Les implications de ces révélations sont considérables. Elles signifient que l’équipe de David Kay (qui vient de démissionner), reformée en septembre 2003 à partir de l’équipe initiale de recherche des AMD en Irak et présentée partout comme une initiative de la Maison-Blanche pour “régler” le problème des ADM (c’est-à-dire, en trouver), a commencé ses recherches en Irak alors qu’il était connu qu’on ne trouverait rien. Elles signifient que Blair a affronté toute la crise du suicide de David Kelly, les auditions du juge Hutton, etc, avec cette information cruciale à l’esprit. Et ainsi de suite.
Mais il y a mieux, ou pire, si l’on adopte un point de vue froidement réaliste ou cynique. Si tout le monde savait qu’il n’y avait pas d’ADM en Irak, dans des gouvernements rompus à toutes les manipulations diverses, connues sous le nom de “communication”, pourquoi n'a-t-il pas été décidé de monter une opération secrète pour mettre en place de fausses ADM, et ainsi écarter l’essentiel des effets désastreux de la crise qui éclate aujourd’hui ? Ce contraste entre la perversion complète du processus qui conduisit à la guerre, où toutes les informations étaient manipulées (consciemment ou pas, peu importe pour ce cas), et la naïveté surprenante de l’attitude qu’on découvre ici, est sans doute le fait le plus étrange de cette affaire.
Nous ne tenterons pas d’expliquer cette étrange situation par un subit accès de vertu, comme une contagion inattendue, bien qu’il ne faille pas écarter cette possibilité hollywoodienne. Une autre approche nous est suggérée, qui nous semble plus adéquate, qui rejoint nos diverses hypothèses sur le virtualisme. Elle ne donne pas une réponse directe à notre question mais permet de voir combien les hypothèses psychologiques, concernant le comportement des directions occidentales, ne cessent de gagner du terrain. Les bizarreries de comportement deviennent alors plus faciles à envisager, même sans réponse précise.
• Dans une chronique qui examine le comportement des services de renseignement anglo-saxons,
Martin Woollacott, dans le Guardian du 31 janvier, examine comment, littéralement, selon le titre qu’il nous propose, « Our spies were hostage to their mistrust of Saddam — The Iraq intelligence failures built up over more than a decade. » La chronique de Woollacott est intéressante dans la mesure où elle va franchement au coeur du problème en posant l’hypothèse que, dans cette confusion, dans cette valse d’évaluations et de mensonges qui n’en sont pas complètement, il semble bien qu’on ne sache pas vraiment pourquoi “nos gouvernements” sont partis en guerre, — et, au-delà, parce que nous disposons de plus en plus d’informations que ces gouvernements sont obligés de donner, on peut avancer l’hypothèse que, désormais, ces gouvernements eux-mêmes ne savent plus, ou ne savent toujours pas pourquoi ils sont partis en guerre.

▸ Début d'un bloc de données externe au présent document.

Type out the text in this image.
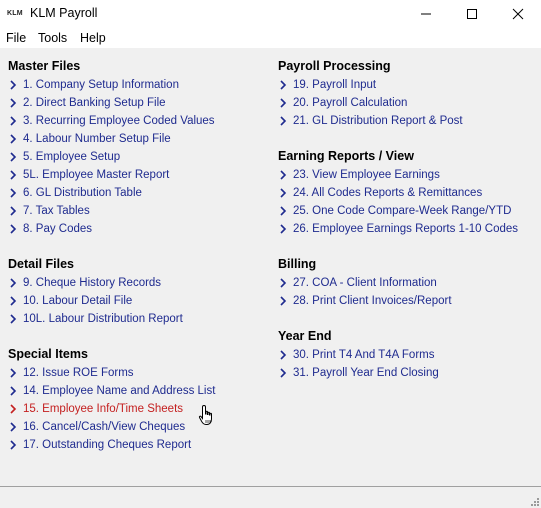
KLM KLM Payroll
File Tools Help
Master Files
1. Company Setup Information
2. Direct Banking Setup File
3. Recurring Employee Coded Values
4. Labour Number Setup File
5. Employee Setup
5L. Employee Master Report
6. GL Distribution Table
7. Tax Tables
8. Pay Codes
Detail Files
9. Cheque History Records
10. Labour Detail File
10L. Labour Distribution Report
Special Items
12. Issue ROE Forms
14. Employee Name and Address List
15. Employee Info/Time Sheets
16. Cancel/Cash/View Cheques
17. Outstanding Cheques Report
Payroll Processing
19. Payroll Input
20. Payroll Calculation
21. GL Distribution Report & Post
Earning Reports / View
23. View Employee Earnings
24. All Codes Reports & Remittances
25. One Code Compare-Week Range/YTD
26. Employee Earnings Reports 1-10 Codes
Billing
27. COA - Client Information
28. Print Client Invoices/Report
Year End
30. Print T4 And T4A Forms
31. Payroll Year End Closing
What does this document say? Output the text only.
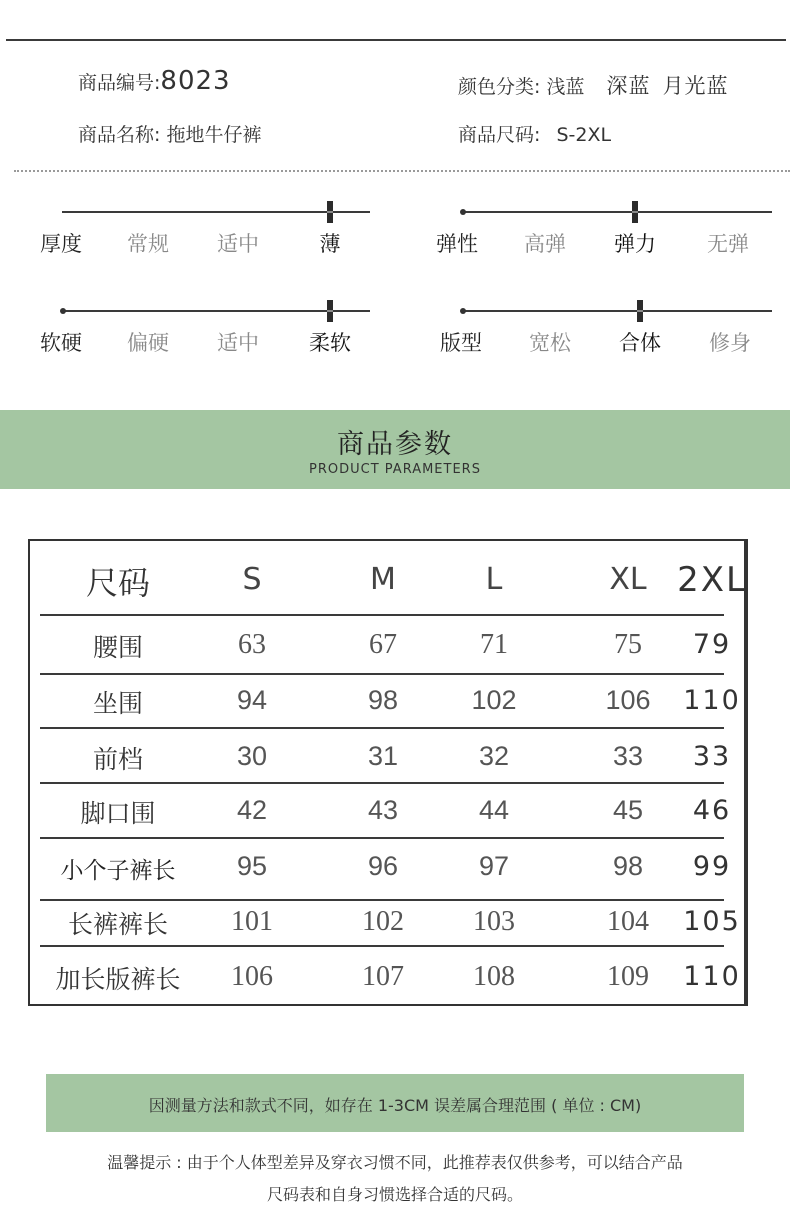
商品编号:8023
商品名称: 拖地牛仔裤
颜色分类: 浅蓝 深蓝 月光蓝
商品尺码: S-2XL
厚度 常规 适中	薄	弹性 高弹 弹力 无弹
软硬 偏硬 适中 柔软	版型 宽松 合体 修身
商品参数
PRODUCT PARAMETERS
尺码	S	M	L	XL 2XL
腰围	63	67	71	75 79
坐围	94	98	102	106 110
前档	30	31	32	33 33
脚口围	42	43	44	45 46
小个子裤长 95	96	97	98 99
长裤裤长 101	102 103	104 105
加长版裤长 106	107 108	109 110
因测量方法和款式不同，如存在 1-3CM 误差属合理范围 ( 单位 : CM)
温馨提示 : 由于个人体型差异及穿衣习惯不同，此推荐表仅供参考，可以结合产品
尺码表和自身习惯选择合适的尺码。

« Neither the Hutton report, nor David Kay's evidence before the Senate armed forces committee, have changed what we know about the beliefs and motives of the US and British governments before the war. We knew then and we know now that they believed he had some minor WMD holdings and expected to find them, or encounter them in battle. They were not lying when they said this, yet it was not the reason they went to war. If that reason was principally to do with weapons, it was to do with weapons not yet made, whose connection with the present was established only on the basis of an assumption about what was in Saddam's mind.
» Did our governments and our intelligence services know that mind as well as they thought they did ? A few, like Ritter, questioned the assumptions that grew up inside the secret world during the 90s. Tim Trevan, once spokesman for Rolf Ekeus, the first head of the UN special commission for Iraq, has commented on the contradiction between the objectives of disarmament and regime change. »
• Les révélations et informations qui continuent à affluer nous montrent de plus en plus des situations d’obsession, des “personnalisations” ou des “démonisations” qui relèvent plus de la pathologie que de la politique, aussi comploteuse fût-elle. Il est manifeste que nous sommes dans le domaine de la psychologie, pas dans celui de la stratégie, et que c’est bien la psychologie qui compte dans cette affaire. Maureen Dowd va au coeur des choses avec sa chronique consacrée à l’“effet-miroir” (la projection sur l’autre, qui est pourtant complètement différent, de sa propre psychologie, de sa propre logique, de son propre mode de pensée).
« Bush officials, awash in the vice president's Hobbesian gloom, deduced that Saddam would not hide if he had nothing to hide. Even after all their talk about a Bernard Lewis clash of civilizations and a battle of good versus evil, they still projected a Western mind-set on Saddam.
» Ms. Rice argued that the U.S. was right to conclude that Saddam had W.M.D. and attack him because the dictator was not behaving rationally. But why did she think someone President Bush deemed “a madman” would behave rationally?
» Cheney & Company were so consumed with puffing the intelligence to try to connect Saddam with 9/11, Al Qaeda and nuclear material, they failed to challenge basic assumptions.
» The closer the inspectors got to the truth that Iraq didn't have weapons, the more the Bush hawks asserted that only war would uncover weapons. Their threats to Saddam made him bluff that he had the weapons that they said he had.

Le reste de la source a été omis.